Eine Wohltat zu lesen, dass die kath. Tradition (in diesem Fall die FSSP) die Bigotterie der Genderlobby offenlegt. In einem sehr aufschlussreichen Aufsatz in der aktuellen Ausgabe des rechtskonservativen Theorieorgans "Sezession" schreibt der Rechtsintellektuelle Martin Lichtmesz:
"Der Regenbogen, einst das Zeichen des erneuerten Bundes zwischen Mensch und Gott im Alten Testament und der sich in der Offenbarung des Johannes über den himmlischen Thron wölbt, verweist heute auf die Vorherrschaft des Infantilen und Feminisierten in unserer Gesellschaft. Er schließt an den Kitsch der "bunten" Eine-Welt-Collage an, in denen sich Menschen unterschiedlicher Hautfarbe, aber gleicher Gesinnung fröhlich die Hand reichen. Süßliche Ästhetik verhüllt die aggressive Agenda, die mit einem absoluten moralischen Anspruch auftritt. Um herauszufinden, was ihre Zielscheibe ist, muss man sich ansehen, was in der großen bunten Allianz nicht inkludiert ist, vielmehr als ihr Gegensatz konstruiert wird.

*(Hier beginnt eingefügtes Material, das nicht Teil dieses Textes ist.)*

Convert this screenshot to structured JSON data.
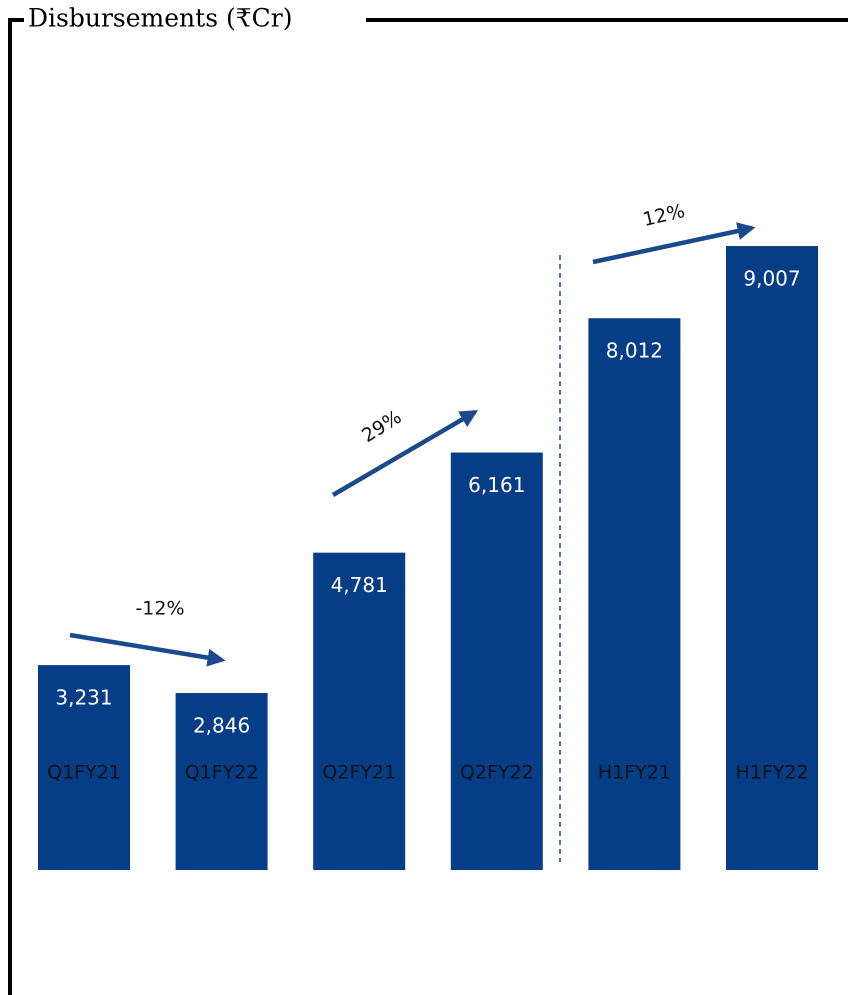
{
  "chart_data": {
    "type": "bar",
    "title": "Disbursements (₹Cr)",
    "categories": [
      "Q1FY21",
      "Q1FY22",
      "Q2FY21",
      "Q2FY22",
      "H1FY21",
      "H1FY22"
    ],
    "values": [
      3231,
      2846,
      4781,
      6161,
      8012,
      9007
    ],
    "value_labels": [
      "3,231",
      "2,846",
      "4,781",
      "6,161",
      "8,012",
      "9,007"
    ],
    "color": "#053d86",
    "ylim": [
      407,
      10000
    ],
    "annotations": [
      "-12%",
      "29%",
      "12%"
    ]
  }
}
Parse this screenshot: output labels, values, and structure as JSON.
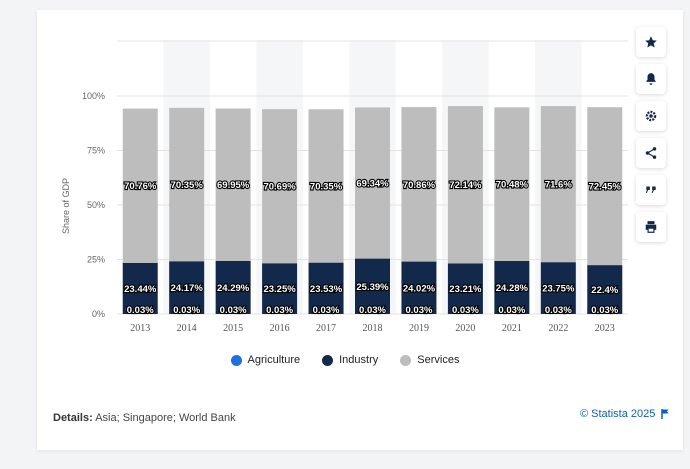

Das sind im Antirassismussektor weiße, homogene Völker und im Geschlechtssektor der weiße, heterosexuelle Mann und die weiße Vater-Mutter-Kind-Kernfamilie."
In diesen verwirrenden Zeiten ist es wahrlich eine Gnade zu wissen, dass mutige Priester der Tradition sich noch nicht dem relativistischen Zeitgeist gebeugt haben.

viatorem

"Eine-Welt-Collage an, in denen sich Menschen unterschiedlicher Hautfarbe, aber gleicher Gesinnung fröhlich die Hand reichen. Süßliche Ästhetik verhüllt die aggressive Agenda, die mit einem absoluten moralischen Anspruch auftritt."
Diese Menschen unterschiedlicher Hautfarbe finden sich unter dem Mantel der Schutzmantelmadonna versammelt.
Eine ganz andere Welt, als die, die derzeit den Menschen vorgegaukelt wird, und auf die so viele hereinfallen und unglücklich werden.

viatorem

Es gibt sie Gott sei Dank noch, die mutigen Gottesdiener, die noch Richtig und Falsch unterscheiden können.
Möge der Herr mit ihm sein und ihn stärken, denn die Gegner Christi sind sehr stark, weil viele von ihnen in den eigenen Reihen zu finden sind mitsamt all ihren sündigen Lastern.